Qualche settimana fa su Repubblica è uscito un articolo interessante. Uno scritto che racconta nel dettaglio quella che dovrebbe essere l’ultima moda per noi fissati di cibo e vino.

Siamo a Tel Aviv, ma la tendenza è in pieno fermento un po’ ovunque, con Londra e New York a fare al solito da battistrada.  I Pop-up restaurant, ristoranti che appaiono e scompaiono, sono sulla bocca di tutti.
Cosa sono? “Cene organizzate da chef per un pubblico ristretto, in luoghi diversi dal ristorante tradizionale. Gallerie d’ arte, negozi, rivendite di libri, magazzini di tappeti, falegnamerie, mercati al coperto, si trasformano per una notte in un ristorante d’alta cucina con un menù sempre diverso- portate in atmosfera con il luogo – e adeguati vini per accompagnare le pietanze”.
Il più famoso di Tel Aviv si chiama The Secret Place ed è orchestrato dallo chef Uri Levy, in genere una volta al mese “per 250 selezionati ospiti, avvertiti mezzora prima dell’ appuntamento, in genere a mezzanotte, via sms del luogo esatto”.
Letto l’articolo, puntale come la grandine sulle vigne della Côte de Nuits, arriva la telefonata dell’inventore del BarDelli: “non per vantarmi – mi fa – ma noi facciamo eventi così da almeno 5 anni, per un numero molto più ristretto di persone. E poi i nostri costano il triplo”. Vero, vero, vero.

Liquidata con sufficienza una spacciata novità, che per noi novità non è, eccomi a narrare l’ultimo BarDelli in maniera didascalica e confusa. E’ passata qualche settimana e i ricordi, già ingarbugliati all’indomani, si sono via via sgretolati. In più mi tocca andare a memoria, perché la voglia di godermi pienamente l’evento mi ha convinto a fare a meno della solita Moleskine.
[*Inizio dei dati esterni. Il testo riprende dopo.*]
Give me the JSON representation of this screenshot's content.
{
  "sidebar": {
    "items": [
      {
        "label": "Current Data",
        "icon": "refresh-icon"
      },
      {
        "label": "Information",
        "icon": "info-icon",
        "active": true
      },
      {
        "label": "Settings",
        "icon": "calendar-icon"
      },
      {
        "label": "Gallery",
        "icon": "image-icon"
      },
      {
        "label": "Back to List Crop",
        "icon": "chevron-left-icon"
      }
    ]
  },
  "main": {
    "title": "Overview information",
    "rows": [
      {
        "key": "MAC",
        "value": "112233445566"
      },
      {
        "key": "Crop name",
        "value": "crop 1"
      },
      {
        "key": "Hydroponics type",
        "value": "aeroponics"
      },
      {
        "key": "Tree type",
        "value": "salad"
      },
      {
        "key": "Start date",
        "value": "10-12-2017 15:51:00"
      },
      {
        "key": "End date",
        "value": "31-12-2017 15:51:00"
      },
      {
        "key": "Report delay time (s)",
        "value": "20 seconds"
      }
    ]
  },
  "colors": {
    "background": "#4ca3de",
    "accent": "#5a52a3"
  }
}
Dunque, andiamo a strappi e cominciamo dal titolo: UFO, che stava per Unidentified Food Object e aveva come protagonista il tartufo nelle sue massime espressioni, bianche e nere. In uno scenario strepitoso ma affatto comodo per cucinare (il Carapace di Arnaldo Pomodoro, sede della cantina Castelbuono* a Bevagna), lo chef Riccardo Benvenuti* si è esibito in una serie di piatti deliziosi, che hanno ricordato ai presenti le doti di questo ragazzo dalla mano felicissima.
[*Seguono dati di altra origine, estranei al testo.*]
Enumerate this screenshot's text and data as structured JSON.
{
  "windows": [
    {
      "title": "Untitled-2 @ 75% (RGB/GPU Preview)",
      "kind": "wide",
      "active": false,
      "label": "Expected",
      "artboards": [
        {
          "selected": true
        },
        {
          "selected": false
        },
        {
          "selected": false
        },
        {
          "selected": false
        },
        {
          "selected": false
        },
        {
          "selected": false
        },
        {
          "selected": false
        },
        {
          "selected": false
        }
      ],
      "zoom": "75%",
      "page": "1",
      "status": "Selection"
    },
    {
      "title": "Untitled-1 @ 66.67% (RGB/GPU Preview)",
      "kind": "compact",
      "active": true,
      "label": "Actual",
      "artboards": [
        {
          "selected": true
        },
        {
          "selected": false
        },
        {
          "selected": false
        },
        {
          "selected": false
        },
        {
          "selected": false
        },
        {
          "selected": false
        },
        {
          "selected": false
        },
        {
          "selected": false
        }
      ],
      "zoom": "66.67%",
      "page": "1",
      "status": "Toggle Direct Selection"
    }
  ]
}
Dopo le ostriche di rito, la sfilata è andata avanti più o meno così:
Mysteries in space
– Cime di rapa, pane, gelato al parmigiano e tartufo bianco
– Agnello, carciofi e tartufo nero

Flying saucers

– Risotto con tartufo bianco
– Piccione, sugo d’arrosto al Marsala, tartufo nero
Alien entities
Lamponi, aceto, “cioccolato”, aneto

Detto dei piatti e dell’inebriante, pervasivo, profumo dei tartufi, ricordato che il gioco prevede la quasi assoluta incomunicabilità vinosa tra i tavoli (la fortuna è capitare con i commensali giusti, insomma, anche se stavolta qualche deroga c’è stata), e celebrati i Tre Grembiuli che sanciscono le migliori cucine di casa dell’anno, passerei a scandagliare le bottiglie che più mi sono rimaste in testa.
Il così detto tavolo degli Abramoviĉ ha sfoderato il solito, clamoroso filotto di Champagne. Piccole, sconosciute ma promettenti etichette che rispondono ai nomi di Krug Collection ’79 e Clos du Mesnil 2000, Bollinger Grande Année ’99, Dom Perignon Enoteque ’95 e un grandioso Salon ’88. Senza dimenticare le bolle italiche, che a dire il vero fanno una bellissima figura: Ferrari Bruno Lunelli Riserva ’95 e Giulio Collezione di pari annata (16 anni sui lieviti, 18 prima di uscire dalla cantina!).
Tra i bianchi, il solito Ramonet che esce alla distanza, stavolta con un Batard ’05 che mostra il meglio di sé a fine cena,  ma soprattutto, almeno per il sottoscritto, un magnifico Bienvenues-Bâtard-Montrachet 2000 di Vincent Girardin. Com’era? Un’alchimia perfetta, capace di bilanciare le sensazioni di burro, pasticceria e tartufo bianco con una spina acida fenomenale ma integrata, ben ricamata da succosi agrumi e accenni di clorofilla. Ad un’incollatura Haut-Brion bianco ’95, più incentrato su cenni di limoni essiccati, fumo, menta e anice stellato.
E tra i rossi? Metto in cima uno spaziale Cheval Blanc ’85, mostro di suggestioni che sembrano non finire mai e che è quasi ridondante snocciolare, contenute in un sorso impossibile da frenare; e un clamoroso Vosne Romanée 2004 Leroy, miglior Borgogna assaggiato dal sottoscritto tra quelli di questa annata così difficile (se non sbaglio in questo Vosne sono finite anche le uve dei Grand Cru).
Dietro a queste, rischiano di finire nell’ombra bottiglie splendide come Margaux ’98, che ha dato la sensazione di essere in una fase poco sfaccettata; l’Echezeaux ’03 di Emmanuel Rouget, un filo caldo e maturo; lo Charmes – Chambertin ’95 di Armand Rousseau, al contrario rigido e a tratti esile, anche se divertentissimo da bere (giusto per giocare a trovare il pelo nell’uovo).
Non male Palmer ’95, tutto ribes nero e foglie verdi e lo speziatissimo Pichon Longueville Comtesse de Lalande ’86. Di più? Nin zò. O meglio non ricordo…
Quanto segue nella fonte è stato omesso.